Continuamos, hasta que tuvimos que descansar.
-Tío, no recuerdo cómo era la casa de doña Lucha, creo que era de color verde, pero fue la primera en caer, recuerdas que un cañonazo la redujo a polvo y escombros.
-Azul, ese era su color –dijo encendiendo una pipa vieja.
-La casa de Arnoldo Díaz, la casa negra fue derrumbada por los conservadores, por el mito del oro.
-Había oro, yo lo vi alguna vez, pero él lo gastó todo, no sé en qué y ya de viejo andaba pidiendo limosna. Creo que su mujer murió de fiebre y él trató de curarla por todos los medios, nunca se recuperó… pobre, se murió de pena.
-Entonces los hijos de Díaz ya no estaban…
-Murieron, los 9 hijos en la guerra, sirviendo a la patria… como la mayoría de los jovencitos del pueblo, creo que aquello fue el primer indicio de la irremediable caída de nuestro pueblo…
-Murieron, murieron.
-Sí, cuatro cuerpos fueron entregados a don Arnoldo, pero el resto se pudieron en los campos de batalla, como muchos.
El descanso terminó y subimos a las mulas, nos ajustamos las armas bajo la ropa y nos colocamos de nuevo los sombreros. Entonces ante nosotros los caminos revueltos aparecieron, tomando uno tras otro, internándonos más y más donde los árboles eran más viejos y altos como ningunos en todo el resto del valle, allí las aves cantan, felices, todas las mañanas, sin importarles la presencia humana, ellos no sufren. Espero que siguas bien, espero que Lucrecia te cuide bien.
Después de mucho andar arribamos a las orillas de la ciénaga, donde los vapores pálidos se mantienen bajos, ahora crecen pequeños abedules cerca y la nata gelatinosa que cubre las aguas es más verde y no gris como la recuerdo, creció mucho el dominio de la ciénaga, según dijo mi tío.
Continuamos, tratando de no acercarnos muchos porque el aroma era nauseabundo y te marearías si olieses aquellos gases pestilentes.
Al final llegamos.

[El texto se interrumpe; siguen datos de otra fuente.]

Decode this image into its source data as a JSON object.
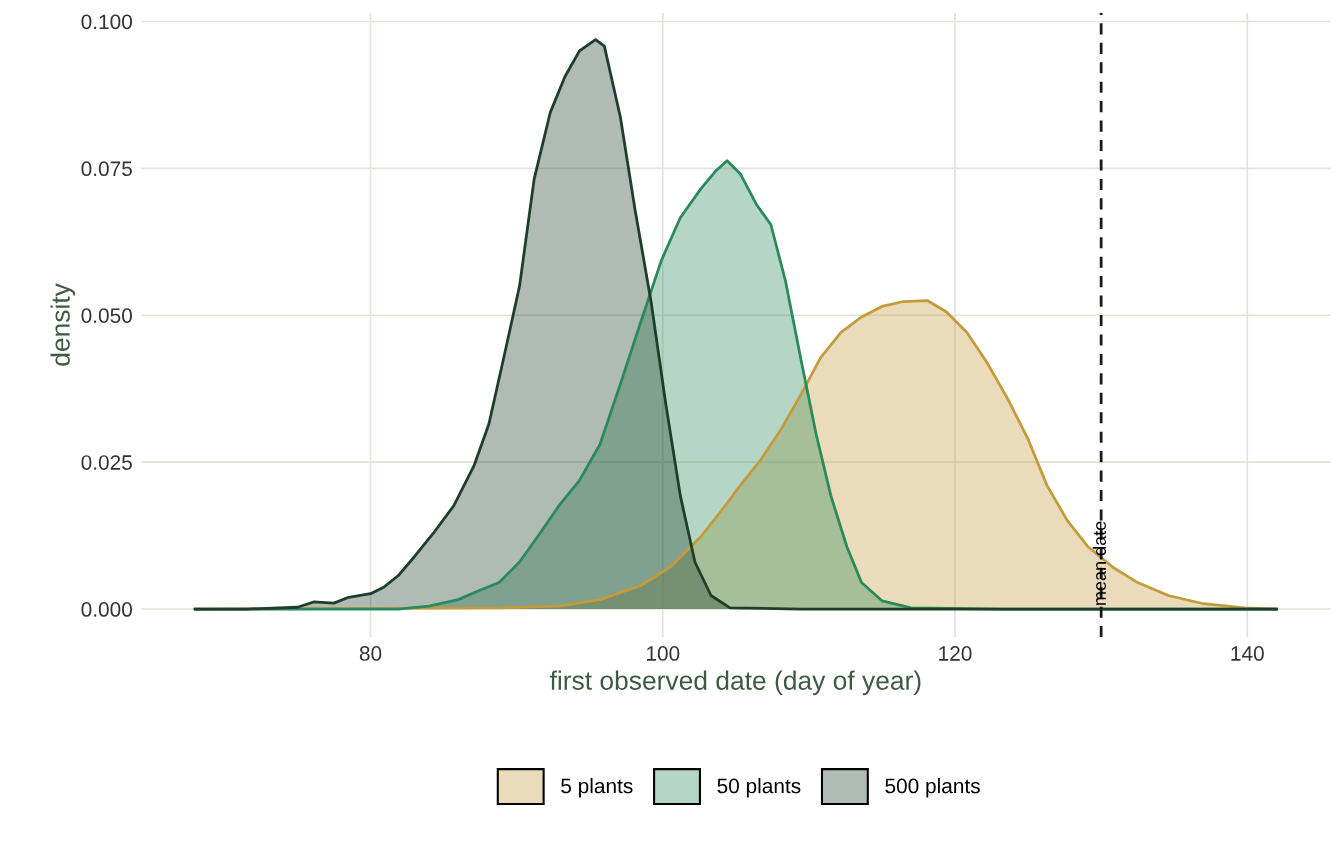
{
  "chart_data": {
    "type": "area",
    "xlabel": "first observed date (day of year)",
    "ylabel": "density",
    "xlim": [
      64.3,
      145.7
    ],
    "ylim": [
      -0.0048,
      0.1015
    ],
    "xticks": [
      80,
      100,
      120,
      140
    ],
    "yticks": [
      {
        "value": 0,
        "label": "0.000"
      },
      {
        "value": 0.025,
        "label": "0.025"
      },
      {
        "value": 0.05,
        "label": "0.050"
      },
      {
        "value": 0.075,
        "label": "0.075"
      },
      {
        "value": 0.1,
        "label": "0.100"
      }
    ],
    "grid": true,
    "legend": "bottom",
    "ref_lines": [
      {
        "axis": "x",
        "value": 130,
        "label": "mean date",
        "color": "#1a1a1a",
        "line_style": "dashed"
      }
    ],
    "series": [
      {
        "name": "5 plants",
        "color": "#c49a3a",
        "x": [
          68,
          88.8,
          92.9,
          95.7,
          98.5,
          100.5,
          102.6,
          104,
          105.3,
          106.7,
          108.1,
          109.5,
          110.8,
          112.2,
          113.6,
          115,
          116.4,
          118.1,
          119.4,
          120.8,
          122.2,
          123.6,
          125,
          126.3,
          127.7,
          129.1,
          130.8,
          132.5,
          134.6,
          137,
          139.8,
          142
        ],
        "values": [
          0,
          0.0002,
          0.0005,
          0.0016,
          0.004,
          0.0071,
          0.0123,
          0.0167,
          0.021,
          0.0254,
          0.0306,
          0.0367,
          0.0428,
          0.0471,
          0.0497,
          0.0515,
          0.0523,
          0.0525,
          0.0506,
          0.0471,
          0.0419,
          0.0358,
          0.0289,
          0.021,
          0.015,
          0.0106,
          0.0071,
          0.0045,
          0.0023,
          0.0009,
          0.0002,
          0
        ]
      },
      {
        "name": "50 plants",
        "color": "#2a8a5c",
        "x": [
          68,
          81.9,
          84,
          86,
          87.4,
          88.8,
          90.2,
          91.6,
          92.9,
          94.3,
          95.7,
          97.1,
          98.5,
          99.9,
          101.2,
          102.6,
          103.6,
          104.4,
          105.3,
          106.4,
          107.4,
          108.4,
          109.5,
          110.5,
          111.5,
          112.6,
          113.6,
          115,
          117,
          123.2,
          142
        ],
        "values": [
          0,
          0,
          0.0005,
          0.0016,
          0.0031,
          0.0045,
          0.008,
          0.0129,
          0.0176,
          0.0219,
          0.028,
          0.0383,
          0.0489,
          0.0593,
          0.0666,
          0.0715,
          0.0745,
          0.0763,
          0.0741,
          0.0689,
          0.0654,
          0.0558,
          0.0419,
          0.0297,
          0.0193,
          0.0106,
          0.0045,
          0.0014,
          0.0002,
          0,
          0
        ]
      },
      {
        "name": "500 plants",
        "color": "#1e3d2a",
        "x": [
          68,
          71.6,
          75,
          76.1,
          77.5,
          78.5,
          80,
          80.9,
          81.9,
          83,
          84.3,
          85.7,
          87.1,
          88.1,
          89.2,
          90.2,
          91.2,
          92.3,
          93.3,
          94.3,
          95.4,
          96,
          97.1,
          98.1,
          99.2,
          100.2,
          101.2,
          102.2,
          103.3,
          104.6,
          109.5,
          142
        ],
        "values": [
          0,
          0,
          0.0003,
          0.0012,
          0.001,
          0.002,
          0.0026,
          0.0037,
          0.0057,
          0.0089,
          0.0129,
          0.0176,
          0.0245,
          0.0315,
          0.0437,
          0.055,
          0.0732,
          0.0845,
          0.0906,
          0.095,
          0.0969,
          0.0958,
          0.0837,
          0.068,
          0.0523,
          0.035,
          0.0193,
          0.008,
          0.0023,
          0.0002,
          0,
          0
        ]
      }
    ]
  }
}
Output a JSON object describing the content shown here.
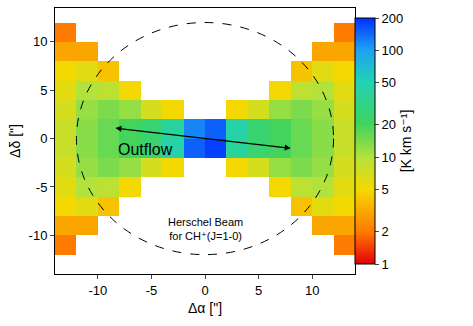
{
  "chart_data": {
    "type": "heatmap",
    "x_label": "Δα [\"]",
    "y_label": "Δδ [\"]",
    "xlim": [
      -14,
      14
    ],
    "ylim": [
      -14,
      13.5
    ],
    "xticks": [
      -10,
      -5,
      0,
      5,
      10
    ],
    "yticks": [
      -10,
      -5,
      0,
      5,
      10
    ],
    "x": [
      -13,
      -11,
      -9,
      -7,
      -5,
      -3,
      -1,
      1,
      3,
      5,
      7,
      9,
      11,
      13
    ],
    "y": [
      -13,
      -11,
      -9,
      -7,
      -5,
      -3,
      -1,
      1,
      3,
      5,
      7,
      9,
      11,
      13
    ],
    "cells": [
      [
        null,
        null,
        null,
        null,
        null,
        null,
        null,
        null,
        null,
        null,
        null,
        null,
        null,
        null
      ],
      [
        2,
        null,
        null,
        null,
        null,
        null,
        null,
        null,
        null,
        null,
        null,
        null,
        null,
        2
      ],
      [
        3,
        3,
        null,
        null,
        null,
        null,
        null,
        null,
        null,
        null,
        null,
        null,
        3,
        3
      ],
      [
        5,
        6,
        4,
        null,
        null,
        null,
        null,
        null,
        null,
        null,
        null,
        4,
        6,
        5
      ],
      [
        6,
        10,
        9,
        5,
        null,
        null,
        null,
        null,
        null,
        null,
        5,
        9,
        10,
        6
      ],
      [
        7,
        12,
        14,
        12,
        7,
        5,
        null,
        null,
        5,
        7,
        12,
        14,
        12,
        7
      ],
      [
        8,
        13,
        16,
        20,
        25,
        45,
        150,
        180,
        40,
        25,
        20,
        16,
        13,
        8
      ],
      [
        8,
        13,
        16,
        20,
        25,
        40,
        120,
        150,
        45,
        25,
        20,
        16,
        13,
        8
      ],
      [
        7,
        12,
        14,
        12,
        7,
        5,
        null,
        null,
        5,
        7,
        12,
        14,
        12,
        7
      ],
      [
        6,
        10,
        9,
        5,
        null,
        null,
        null,
        null,
        null,
        null,
        5,
        9,
        10,
        6
      ],
      [
        5,
        6,
        4,
        null,
        null,
        null,
        null,
        null,
        null,
        null,
        null,
        4,
        6,
        5
      ],
      [
        3,
        3,
        null,
        null,
        null,
        null,
        null,
        null,
        null,
        null,
        null,
        null,
        3,
        3
      ],
      [
        2,
        null,
        null,
        null,
        null,
        null,
        null,
        null,
        null,
        null,
        null,
        null,
        null,
        2
      ],
      [
        null,
        null,
        null,
        null,
        null,
        null,
        null,
        null,
        null,
        null,
        null,
        null,
        null,
        null
      ]
    ],
    "colorbar": {
      "title": "[K km s⁻¹]",
      "range": [
        1,
        200
      ],
      "ticks": [
        1,
        2,
        5,
        10,
        20,
        50,
        100,
        200
      ],
      "log": true
    },
    "annotations": {
      "outflow": "Outflow",
      "beam_label": [
        "Herschel Beam",
        "for CH⁺(J=1-0)"
      ]
    },
    "beam_radius": 12
  }
}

El pueblo, recubierto por maleza. El pasto es grande y frondoso, las enredaderas trepan por las pocas paredes en pie, las piedras de las que fueron hechas las casas descansan en tierra negra, las gallinas olvidadas aún moran por allí, como parvadas regadas como gallos famélicos.
La iglesia es nada, la cúpula famosa ahora está agrietada y allí moran murciélagos, las paredes de la iglesia se oscurecieron por la humedad, las calles aún sigue, igual de hermosas, con las piedras pulidas sacadas del río, así, con las calles podía guiarme para descubrir la ubicación exacta de las casas de mis amigos (todos ellos muertos). Pero yo buscaba nuestra casa, o al menos el lugar donde yacía.
Varios minutos después la divisé, era una de las pocas casas que aún mantenían el bosquejo de hogar, algunas paredes erguidas, y parte del techo flotando, cargado por tres paredes de piedra. Allí, buscando encontré una pala sin mango, unos platos fragmentados y un mago de cuchillo.
Las lagrimas que anegaron los ojos, me sentí de nuevo transportado a nuestros tiempos felices, cuando mi padre me levantaba para ir a los llanos, para ir a la escuela, donde mi padre me sonreía.
Allí estaban las ruinas, llenas de fantasmas olvidados.